Described by Jordan as travel clothing "that doesn't look like travel clothing," Scottevest coats and jackets are deliberately designed to circumnavigate baggage allowance weight and space restrictions by enabling wearers to stash the usual contents of their carry-on bag in up to 42 specially designed pockets. The designs are engineered to distribute the weight of the loaded pockets evenly across the garment, maintaining a slim, non-bulky silhouette. In addition to the jackets and outerwear, more unusual products include boxer shorts with a pocket for a smartphone.

One signature design feature is incorporated channels for threading wires and flexes, inspired by an accident Jordan had after snagging the cable of his headphones on a door-handle while running through an airport. Other designs incorporate flexible, detachable solar panels (made using CIGS on a stainless steel substrate), intended to be used to charge gadgets. Scottevest were the first to offer a wearable battery for recharging Google Glass, incorporated into a shirt.

==Media==
On March 2, 2012, Jordan represented Scottevest on Episode 30 of the ABC Show, Shark Tank, where he chose not to accept investment offers of up to $1 million.

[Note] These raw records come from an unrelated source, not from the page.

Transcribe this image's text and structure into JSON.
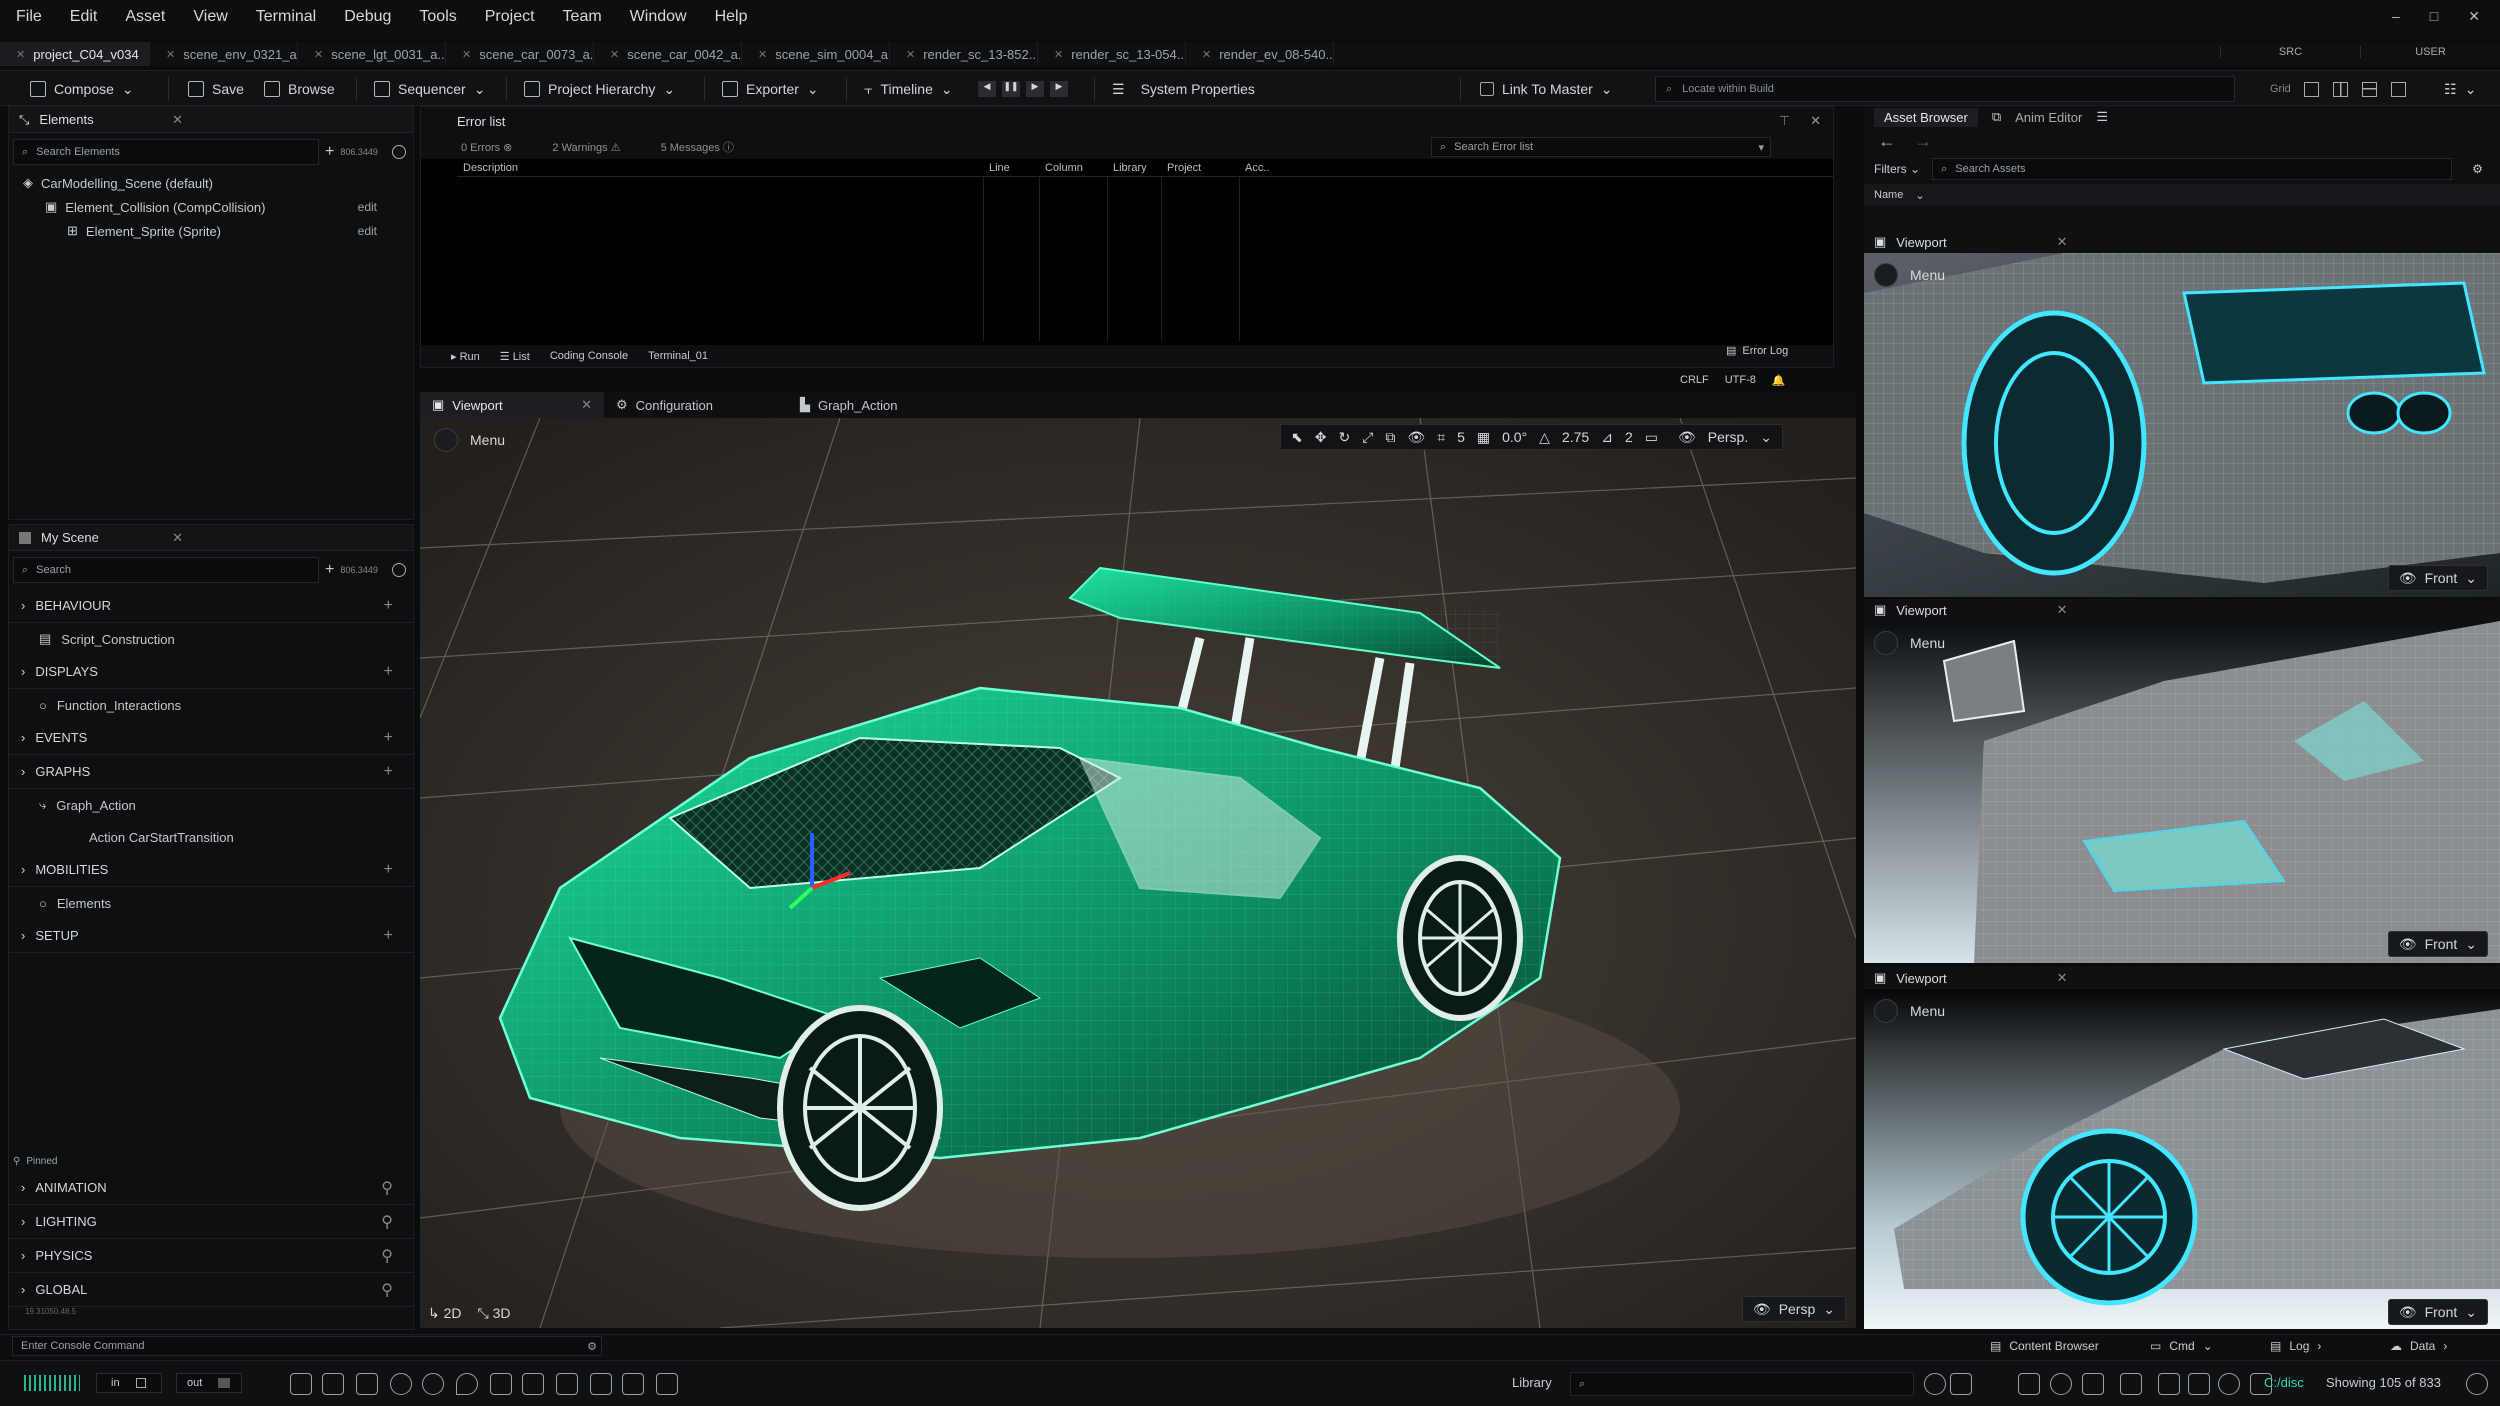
{
  "menubar": {
    "items": [
      "File",
      "Edit",
      "Asset",
      "View",
      "Terminal",
      "Debug",
      "Tools",
      "Project",
      "Team",
      "Window",
      "Help"
    ],
    "window_controls": [
      "–",
      "□",
      "✕"
    ]
  },
  "file_tabs": [
    {
      "label": "project_C04_v034",
      "active": true
    },
    {
      "label": "scene_env_0321_a..."
    },
    {
      "label": "scene_lgt_0031_a..."
    },
    {
      "label": "scene_car_0073_a..."
    },
    {
      "label": "scene_car_0042_a..."
    },
    {
      "label": "scene_sim_0004_a..."
    },
    {
      "label": "render_sc_13-852..."
    },
    {
      "label": "render_sc_13-054..."
    },
    {
      "label": "render_ev_08-540..."
    }
  ],
  "tab_right": {
    "src": "SRC",
    "user": "USER"
  },
  "toolbar": {
    "compose": "Compose",
    "save": "Save",
    "browse": "Browse",
    "sequencer": "Sequencer",
    "hierarchy": "Project Hierarchy",
    "exporter": "Exporter",
    "timeline": "Timeline",
    "system": "System Properties",
    "link": "Link To Master",
    "locate": "Locate within Build",
    "grid": "Grid"
  },
  "elements_panel": {
    "title": "Elements",
    "search": "Search Elements",
    "count": "806.3449",
    "tree": [
      {
        "label": "CarModelling_Scene (default)",
        "indent": 0,
        "edit": ""
      },
      {
        "label": "Element_Collision (CompCollision)",
        "indent": 1,
        "edit": "edit"
      },
      {
        "label": "Element_Sprite (Sprite)",
        "indent": 2,
        "edit": "edit"
      }
    ]
  },
  "error_panel": {
    "title": "Error list",
    "errors": "0 Errors",
    "warnings": "2 Warnings",
    "messages": "5 Messages",
    "search": "Search Error list",
    "columns": [
      "Description",
      "Line",
      "Column",
      "Library",
      "Project",
      "Acc.."
    ],
    "bottom_tabs": [
      "Run",
      "List",
      "Coding Console",
      "Terminal_01"
    ],
    "error_log": "Error Log",
    "crlf": "CRLF",
    "encoding": "UTF-8"
  },
  "scene_panel": {
    "title": "My Scene",
    "search": "Search",
    "count": "806.3449",
    "sections": [
      {
        "label": "BEHAVIOUR",
        "children": [
          "Script_Construction"
        ]
      },
      {
        "label": "DISPLAYS",
        "children": [
          "Function_Interactions"
        ]
      },
      {
        "label": "EVENTS",
        "children": []
      },
      {
        "label": "GRAPHS",
        "children": [
          "Graph_Action",
          "Action CarStartTransition"
        ]
      },
      {
        "label": "MOBILITIES",
        "children": [
          "Elements"
        ]
      },
      {
        "label": "SETUP",
        "children": []
      }
    ],
    "pinned": "Pinned",
    "pinned_sections": [
      "ANIMATION",
      "LIGHTING",
      "PHYSICS",
      "GLOBAL"
    ],
    "version": "19.31050.48.5"
  },
  "viewport": {
    "tabs": [
      "Viewport",
      "Configuration",
      "Graph_Action"
    ],
    "menu": "Menu",
    "grid_val": "5",
    "angle": "0.0°",
    "scale": "2.75",
    "cams": "2",
    "persp_top": "Persp.",
    "persp_bottom": "Persp",
    "mode_2d": "2D",
    "mode_3d": "3D"
  },
  "asset_browser": {
    "tabs": [
      "Asset Browser",
      "Anim Editor"
    ],
    "filters": "Filters",
    "search": "Search Assets",
    "sort": "Name",
    "viewports": [
      {
        "title": "Viewport",
        "menu": "Menu",
        "view": "Front"
      },
      {
        "title": "Viewport",
        "menu": "Menu",
        "view": "Front"
      },
      {
        "title": "Viewport",
        "menu": "Menu",
        "view": "Front"
      }
    ]
  },
  "statusbar": {
    "console": "Enter Console Command",
    "content_browser": "Content Browser",
    "cmd": "Cmd",
    "log": "Log",
    "data": "Data"
  },
  "bottombar": {
    "in": "in",
    "out": "out",
    "library": "Library",
    "path": "C:/disc",
    "showing": "Showing 105 of 833"
  },
  "colors": {
    "accent": "#2de0b0",
    "wire": "#19c98f",
    "bg": "#0b0c0d"
  }
}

Jordan's autobiography, Pocket Man: The Unauthorized Autobiography of a Passionate, Personal Promoter was published on 30 October 2014.

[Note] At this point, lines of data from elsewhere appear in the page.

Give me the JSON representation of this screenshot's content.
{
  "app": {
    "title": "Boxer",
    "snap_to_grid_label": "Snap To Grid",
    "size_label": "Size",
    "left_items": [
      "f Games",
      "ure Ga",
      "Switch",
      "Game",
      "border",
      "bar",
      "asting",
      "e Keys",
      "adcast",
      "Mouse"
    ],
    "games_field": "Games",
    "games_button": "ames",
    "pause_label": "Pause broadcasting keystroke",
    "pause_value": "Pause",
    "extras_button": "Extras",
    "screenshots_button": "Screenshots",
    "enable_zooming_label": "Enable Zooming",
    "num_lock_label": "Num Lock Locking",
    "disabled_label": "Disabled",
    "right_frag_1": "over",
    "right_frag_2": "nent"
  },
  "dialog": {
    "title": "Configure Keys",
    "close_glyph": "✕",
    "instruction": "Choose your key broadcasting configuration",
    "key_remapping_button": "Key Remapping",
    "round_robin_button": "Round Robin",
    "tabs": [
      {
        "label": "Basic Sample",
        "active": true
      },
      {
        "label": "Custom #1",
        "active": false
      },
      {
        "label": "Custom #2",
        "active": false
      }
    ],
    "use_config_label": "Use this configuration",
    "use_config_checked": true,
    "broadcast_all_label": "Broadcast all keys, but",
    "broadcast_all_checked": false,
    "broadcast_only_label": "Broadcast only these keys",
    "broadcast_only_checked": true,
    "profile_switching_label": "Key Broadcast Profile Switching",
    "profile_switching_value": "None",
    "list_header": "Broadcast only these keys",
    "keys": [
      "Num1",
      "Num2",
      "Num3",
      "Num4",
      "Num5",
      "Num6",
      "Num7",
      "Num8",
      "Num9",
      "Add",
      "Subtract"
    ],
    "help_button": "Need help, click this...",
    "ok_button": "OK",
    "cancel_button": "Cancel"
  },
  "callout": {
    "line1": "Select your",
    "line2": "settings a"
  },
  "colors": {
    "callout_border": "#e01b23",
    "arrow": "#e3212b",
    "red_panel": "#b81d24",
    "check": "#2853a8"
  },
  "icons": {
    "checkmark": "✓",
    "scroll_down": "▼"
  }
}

In late January 2018 Jordan posted comments on social media that stated that the company advertised on Fox News because viewers were "gullible" and "idiots." Following negative coverage in the media, the comments and the social media accounts were deleted and an apology issued. The company swiftly distanced itself from their former CEO (who had stepped down in 2017), describing his comments as "impulsive and inappropriate." However, in March 2019, Jordan resumed his role as CEO of SCOTTeVEST.